Associations membres du collectif IDAY participant à l’événement :

-         ANI (Afrique et Nouvelles Interdépendances) (14ème arrondissement)

-         ADEC (Aides, Développement et Echanges Culturels) (92)

-         ADEAS (Association des Etudiants Africains de la Sorbonne) (5ème arrondissement)

-         APEO (Action pour Enfants Oubliés) (Eragny-sur-Oise)

-         ASEDOS (Association pour Assistance Aux Enfants Démunis et Orphelins Du SIDA en Afrique) (12ème arrondissement)

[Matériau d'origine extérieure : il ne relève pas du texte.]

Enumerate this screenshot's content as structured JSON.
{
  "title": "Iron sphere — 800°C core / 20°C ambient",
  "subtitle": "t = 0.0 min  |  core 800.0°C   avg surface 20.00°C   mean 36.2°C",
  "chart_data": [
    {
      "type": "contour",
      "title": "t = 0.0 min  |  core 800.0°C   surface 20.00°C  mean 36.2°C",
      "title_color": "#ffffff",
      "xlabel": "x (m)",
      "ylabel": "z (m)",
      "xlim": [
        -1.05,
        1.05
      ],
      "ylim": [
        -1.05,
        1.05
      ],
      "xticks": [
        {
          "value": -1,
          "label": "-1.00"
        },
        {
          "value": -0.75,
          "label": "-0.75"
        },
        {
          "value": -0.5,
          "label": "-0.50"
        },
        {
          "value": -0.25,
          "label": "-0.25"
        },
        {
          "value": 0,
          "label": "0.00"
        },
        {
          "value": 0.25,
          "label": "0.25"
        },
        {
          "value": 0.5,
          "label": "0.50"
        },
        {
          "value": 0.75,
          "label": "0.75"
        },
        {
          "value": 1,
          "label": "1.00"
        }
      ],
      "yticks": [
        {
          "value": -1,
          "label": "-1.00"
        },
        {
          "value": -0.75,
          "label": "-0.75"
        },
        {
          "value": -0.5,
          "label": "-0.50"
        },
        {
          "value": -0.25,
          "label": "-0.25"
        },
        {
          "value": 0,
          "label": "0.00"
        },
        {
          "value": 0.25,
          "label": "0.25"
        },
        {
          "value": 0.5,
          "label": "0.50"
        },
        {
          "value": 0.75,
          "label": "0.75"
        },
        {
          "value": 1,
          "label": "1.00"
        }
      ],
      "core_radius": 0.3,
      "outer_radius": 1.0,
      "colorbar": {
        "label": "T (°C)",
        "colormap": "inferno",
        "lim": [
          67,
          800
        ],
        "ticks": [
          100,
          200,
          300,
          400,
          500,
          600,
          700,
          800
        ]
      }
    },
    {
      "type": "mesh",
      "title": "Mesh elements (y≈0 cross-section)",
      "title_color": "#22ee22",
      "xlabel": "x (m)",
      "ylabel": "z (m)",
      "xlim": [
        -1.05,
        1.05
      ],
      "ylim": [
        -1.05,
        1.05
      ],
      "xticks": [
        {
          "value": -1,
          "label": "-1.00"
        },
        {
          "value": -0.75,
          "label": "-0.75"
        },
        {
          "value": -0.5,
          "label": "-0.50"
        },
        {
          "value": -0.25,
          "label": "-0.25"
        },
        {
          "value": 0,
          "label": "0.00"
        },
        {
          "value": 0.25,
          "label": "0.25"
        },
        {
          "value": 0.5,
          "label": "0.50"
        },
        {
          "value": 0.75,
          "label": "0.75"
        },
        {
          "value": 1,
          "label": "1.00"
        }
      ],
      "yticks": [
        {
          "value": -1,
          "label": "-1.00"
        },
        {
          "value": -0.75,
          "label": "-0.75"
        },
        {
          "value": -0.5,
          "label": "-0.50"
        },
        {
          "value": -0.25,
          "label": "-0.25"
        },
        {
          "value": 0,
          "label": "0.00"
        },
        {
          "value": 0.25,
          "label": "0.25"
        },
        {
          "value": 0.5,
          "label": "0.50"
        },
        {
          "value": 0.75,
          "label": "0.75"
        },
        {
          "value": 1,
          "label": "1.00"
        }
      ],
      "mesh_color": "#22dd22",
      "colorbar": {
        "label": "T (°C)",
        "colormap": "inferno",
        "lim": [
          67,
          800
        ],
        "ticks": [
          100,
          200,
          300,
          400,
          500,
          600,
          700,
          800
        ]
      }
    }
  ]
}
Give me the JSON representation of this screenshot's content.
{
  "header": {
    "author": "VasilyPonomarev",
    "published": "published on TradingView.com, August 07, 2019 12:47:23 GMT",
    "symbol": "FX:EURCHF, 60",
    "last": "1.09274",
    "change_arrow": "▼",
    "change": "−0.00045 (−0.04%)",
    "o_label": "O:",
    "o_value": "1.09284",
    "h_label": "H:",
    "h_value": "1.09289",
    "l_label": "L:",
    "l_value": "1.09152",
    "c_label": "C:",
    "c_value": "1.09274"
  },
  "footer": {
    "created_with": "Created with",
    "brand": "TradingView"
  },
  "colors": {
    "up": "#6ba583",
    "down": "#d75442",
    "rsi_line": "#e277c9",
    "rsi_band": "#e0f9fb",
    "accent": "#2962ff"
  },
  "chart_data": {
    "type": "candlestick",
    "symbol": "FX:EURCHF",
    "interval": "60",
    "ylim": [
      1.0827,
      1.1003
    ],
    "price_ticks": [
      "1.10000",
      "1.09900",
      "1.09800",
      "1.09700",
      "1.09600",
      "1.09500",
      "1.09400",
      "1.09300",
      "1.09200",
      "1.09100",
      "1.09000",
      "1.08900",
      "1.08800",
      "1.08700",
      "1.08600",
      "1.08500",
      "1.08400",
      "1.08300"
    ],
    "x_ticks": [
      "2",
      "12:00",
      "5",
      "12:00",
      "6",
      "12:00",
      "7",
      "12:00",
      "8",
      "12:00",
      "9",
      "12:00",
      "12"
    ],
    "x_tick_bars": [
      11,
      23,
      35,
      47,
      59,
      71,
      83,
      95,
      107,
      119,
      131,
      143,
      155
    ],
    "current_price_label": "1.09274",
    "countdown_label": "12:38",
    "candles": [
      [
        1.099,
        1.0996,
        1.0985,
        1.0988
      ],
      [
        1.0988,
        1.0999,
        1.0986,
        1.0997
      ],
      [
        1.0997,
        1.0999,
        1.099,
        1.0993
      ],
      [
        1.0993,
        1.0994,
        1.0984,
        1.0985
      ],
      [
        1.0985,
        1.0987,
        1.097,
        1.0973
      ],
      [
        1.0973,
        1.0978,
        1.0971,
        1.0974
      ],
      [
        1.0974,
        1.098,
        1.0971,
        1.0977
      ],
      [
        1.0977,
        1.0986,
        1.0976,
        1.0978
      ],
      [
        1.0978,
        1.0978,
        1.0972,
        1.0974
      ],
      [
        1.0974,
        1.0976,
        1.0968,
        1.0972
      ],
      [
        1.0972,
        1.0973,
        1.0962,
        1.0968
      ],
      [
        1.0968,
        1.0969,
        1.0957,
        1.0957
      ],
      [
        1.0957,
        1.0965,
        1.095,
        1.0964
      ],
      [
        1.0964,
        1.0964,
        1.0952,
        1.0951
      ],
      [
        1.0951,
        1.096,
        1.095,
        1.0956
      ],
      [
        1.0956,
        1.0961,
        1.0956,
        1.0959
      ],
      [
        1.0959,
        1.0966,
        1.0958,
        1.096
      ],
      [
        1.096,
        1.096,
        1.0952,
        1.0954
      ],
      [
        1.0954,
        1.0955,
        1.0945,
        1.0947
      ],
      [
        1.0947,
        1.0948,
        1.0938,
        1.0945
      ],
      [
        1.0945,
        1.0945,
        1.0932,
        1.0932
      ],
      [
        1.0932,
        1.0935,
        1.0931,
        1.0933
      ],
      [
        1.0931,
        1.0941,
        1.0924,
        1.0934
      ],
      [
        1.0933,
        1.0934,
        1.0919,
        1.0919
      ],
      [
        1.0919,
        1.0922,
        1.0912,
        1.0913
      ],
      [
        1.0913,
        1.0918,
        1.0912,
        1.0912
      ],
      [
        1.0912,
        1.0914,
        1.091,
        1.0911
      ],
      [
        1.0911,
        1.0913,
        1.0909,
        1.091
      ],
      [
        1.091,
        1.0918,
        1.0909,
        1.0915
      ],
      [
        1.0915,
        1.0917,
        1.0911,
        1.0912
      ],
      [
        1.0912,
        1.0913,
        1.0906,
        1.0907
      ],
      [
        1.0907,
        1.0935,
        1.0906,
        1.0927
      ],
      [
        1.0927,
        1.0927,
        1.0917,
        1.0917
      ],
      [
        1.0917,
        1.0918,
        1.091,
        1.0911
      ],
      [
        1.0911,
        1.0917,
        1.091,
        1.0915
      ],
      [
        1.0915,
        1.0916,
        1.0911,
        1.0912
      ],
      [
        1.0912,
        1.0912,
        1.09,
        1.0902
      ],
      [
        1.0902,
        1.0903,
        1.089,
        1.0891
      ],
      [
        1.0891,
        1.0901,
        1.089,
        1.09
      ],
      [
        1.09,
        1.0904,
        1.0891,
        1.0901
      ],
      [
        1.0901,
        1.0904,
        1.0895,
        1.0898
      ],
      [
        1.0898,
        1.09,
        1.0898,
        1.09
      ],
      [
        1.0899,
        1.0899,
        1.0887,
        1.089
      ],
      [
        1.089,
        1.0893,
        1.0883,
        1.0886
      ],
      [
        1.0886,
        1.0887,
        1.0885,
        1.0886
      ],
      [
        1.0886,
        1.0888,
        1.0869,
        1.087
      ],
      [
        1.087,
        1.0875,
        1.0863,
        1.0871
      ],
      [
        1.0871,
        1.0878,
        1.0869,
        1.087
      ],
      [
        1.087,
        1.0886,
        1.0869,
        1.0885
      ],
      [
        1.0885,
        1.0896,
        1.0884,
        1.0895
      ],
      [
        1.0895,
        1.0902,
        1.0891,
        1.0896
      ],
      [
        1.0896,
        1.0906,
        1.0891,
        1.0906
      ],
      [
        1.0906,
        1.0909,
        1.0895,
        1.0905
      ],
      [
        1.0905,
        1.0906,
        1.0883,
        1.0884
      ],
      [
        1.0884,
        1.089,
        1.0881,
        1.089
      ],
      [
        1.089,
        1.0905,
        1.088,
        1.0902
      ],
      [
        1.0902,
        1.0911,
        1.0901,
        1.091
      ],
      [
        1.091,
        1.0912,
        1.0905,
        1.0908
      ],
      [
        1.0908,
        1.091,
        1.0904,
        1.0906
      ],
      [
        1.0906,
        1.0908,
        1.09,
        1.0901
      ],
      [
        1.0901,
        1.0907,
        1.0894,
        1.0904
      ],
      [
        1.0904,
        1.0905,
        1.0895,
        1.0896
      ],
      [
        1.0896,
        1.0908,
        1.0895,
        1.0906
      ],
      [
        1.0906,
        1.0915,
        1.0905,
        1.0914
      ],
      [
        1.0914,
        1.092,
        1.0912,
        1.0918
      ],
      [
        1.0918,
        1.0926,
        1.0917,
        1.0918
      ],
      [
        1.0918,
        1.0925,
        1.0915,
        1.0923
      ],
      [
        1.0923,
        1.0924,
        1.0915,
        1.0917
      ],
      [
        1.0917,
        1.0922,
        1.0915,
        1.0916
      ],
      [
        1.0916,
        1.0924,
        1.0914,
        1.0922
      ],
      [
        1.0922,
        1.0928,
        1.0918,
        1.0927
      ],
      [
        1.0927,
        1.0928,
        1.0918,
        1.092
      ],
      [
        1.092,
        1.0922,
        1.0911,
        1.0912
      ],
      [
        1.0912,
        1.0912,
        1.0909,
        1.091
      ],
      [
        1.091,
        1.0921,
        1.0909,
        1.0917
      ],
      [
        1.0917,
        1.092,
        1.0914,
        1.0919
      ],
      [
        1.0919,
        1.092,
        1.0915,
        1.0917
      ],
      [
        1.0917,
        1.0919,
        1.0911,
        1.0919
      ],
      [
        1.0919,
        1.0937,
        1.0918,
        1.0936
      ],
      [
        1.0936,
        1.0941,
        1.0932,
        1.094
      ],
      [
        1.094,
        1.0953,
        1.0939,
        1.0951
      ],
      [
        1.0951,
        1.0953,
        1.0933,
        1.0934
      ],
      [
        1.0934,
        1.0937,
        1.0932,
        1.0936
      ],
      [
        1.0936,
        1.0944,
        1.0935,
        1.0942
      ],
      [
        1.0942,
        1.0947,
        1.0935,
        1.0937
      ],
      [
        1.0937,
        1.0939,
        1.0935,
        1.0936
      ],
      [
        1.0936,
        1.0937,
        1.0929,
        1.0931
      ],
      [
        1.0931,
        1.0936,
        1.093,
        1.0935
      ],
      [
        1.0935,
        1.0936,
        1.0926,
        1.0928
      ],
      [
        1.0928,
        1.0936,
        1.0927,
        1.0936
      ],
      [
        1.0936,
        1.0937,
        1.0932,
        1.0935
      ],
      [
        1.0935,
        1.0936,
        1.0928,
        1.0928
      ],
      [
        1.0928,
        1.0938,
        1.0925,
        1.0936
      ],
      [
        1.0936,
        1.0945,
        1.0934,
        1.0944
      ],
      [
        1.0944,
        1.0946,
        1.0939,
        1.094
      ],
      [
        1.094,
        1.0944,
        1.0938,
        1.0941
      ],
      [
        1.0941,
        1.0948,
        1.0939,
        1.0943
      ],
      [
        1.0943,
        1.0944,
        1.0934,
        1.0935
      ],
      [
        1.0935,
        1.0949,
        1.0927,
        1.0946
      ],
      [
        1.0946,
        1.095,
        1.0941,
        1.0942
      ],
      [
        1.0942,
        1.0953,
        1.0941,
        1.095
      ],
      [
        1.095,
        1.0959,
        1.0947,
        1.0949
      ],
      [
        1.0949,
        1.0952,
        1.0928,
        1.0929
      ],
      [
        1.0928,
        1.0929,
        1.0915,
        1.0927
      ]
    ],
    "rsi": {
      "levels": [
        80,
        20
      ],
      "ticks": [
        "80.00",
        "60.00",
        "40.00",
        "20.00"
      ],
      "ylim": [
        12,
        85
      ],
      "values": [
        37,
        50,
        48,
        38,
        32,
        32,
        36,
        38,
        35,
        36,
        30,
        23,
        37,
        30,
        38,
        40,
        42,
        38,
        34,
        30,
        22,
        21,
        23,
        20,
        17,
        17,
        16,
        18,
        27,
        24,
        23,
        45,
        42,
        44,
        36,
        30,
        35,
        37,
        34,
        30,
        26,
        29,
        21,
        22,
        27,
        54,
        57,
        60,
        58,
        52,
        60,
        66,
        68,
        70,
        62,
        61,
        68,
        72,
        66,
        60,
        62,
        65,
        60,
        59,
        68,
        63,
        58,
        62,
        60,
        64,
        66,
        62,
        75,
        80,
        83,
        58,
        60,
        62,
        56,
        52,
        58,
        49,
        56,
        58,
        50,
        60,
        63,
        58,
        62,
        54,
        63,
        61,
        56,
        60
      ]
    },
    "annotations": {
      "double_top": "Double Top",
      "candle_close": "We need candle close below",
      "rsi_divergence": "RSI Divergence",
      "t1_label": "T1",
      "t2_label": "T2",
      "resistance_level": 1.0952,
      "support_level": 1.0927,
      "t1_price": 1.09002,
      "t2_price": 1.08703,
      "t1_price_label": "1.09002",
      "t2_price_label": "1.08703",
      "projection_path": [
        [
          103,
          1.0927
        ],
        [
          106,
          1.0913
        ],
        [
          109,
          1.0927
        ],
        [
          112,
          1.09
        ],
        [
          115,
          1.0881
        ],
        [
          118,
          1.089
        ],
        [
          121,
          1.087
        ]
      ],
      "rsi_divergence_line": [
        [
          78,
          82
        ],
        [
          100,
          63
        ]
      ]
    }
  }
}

-         ATELIER FIWE (11ème arrondissement)

-         JEDE (Jeunesse Enfance Développement Environnement) (95)

-         SOS CASAMANCE (18ème arrondissement)

Le déroulement ?

II     Déroulement de la journée :

 (entre parenthèses : association(s) organisatrice(s) du stand ou de l’animation)

10h – 12h             

Matinée débat. Grand barnum à palabres destiné à des discussions relatives au thème suivant : les facteurs locaux qui entravent l’objectif d’Education Pour Tous (EPT) (voir descriptif des deux discussions proposées plus bas).

Possibilité de mobiliser des associations et animateurs du 18ème pour organiser un tournois sportif (pour une certaine tranche d’âge) sur les terrains qui entourent le parc.

12h – 13h

Pause restauration

13h – 15h

Projections de film et théâtre d’enfants : sous couvert de la possibilité de se procurer auprès de la mairie de Paris une tente à toile opaque destinée à la projection en plein air.

-          Film sur les enfants esclaves (Atelier Fiwe)

-          Films d’animation réalisés par les enfants (ADEC)

-          Théâtre d’enfants et projection (Atelier Fiwe, ADEC) – mise en correspondance des enfants au Cameroun et en France : théâtre et réponses filmées : paroles d’enfants du Cameroun (ADEC).

15h – 20h/22h (possibilité d’ajouter d’autres artistes au programme)

Scène/chapiteau au niveau de l’amphithéâtre pour les concerts suivants :

1. Nickerson (5 musiciens) – 20/30mn

2. Grégoire (guitare sèche, concert accoustique) – 20/30mn

3. Alpha Wess (45mn)

4. Ba Guewel (5 musiciens+ 5 danseuses) – 30/45mn

5. Global Gnawa ( 6 musiciens) – 1h30

12h- 22h Manifestation populaire au Jardins Eole du 18ème

-          Un stand alimentation – cuisine africaine (ADEC)

-     Un stand pour l’association ASEDOS du collectif IDAY

-          Vente d’objets/ artisanat au profit d’une école publique au Cameroun et jeux pour enfants (type pêche à la ligne, kermesses) (ADEC)

-          Un stand activité littéraire : lectures de poésie et atelier d’écriture.

Proposition 1 : concevoir avec les enfants une histoire à mettre en bande-dessinée, la travailler au long de la journée et la finir (matériel : grandes feuilles, stylos, collages etc.).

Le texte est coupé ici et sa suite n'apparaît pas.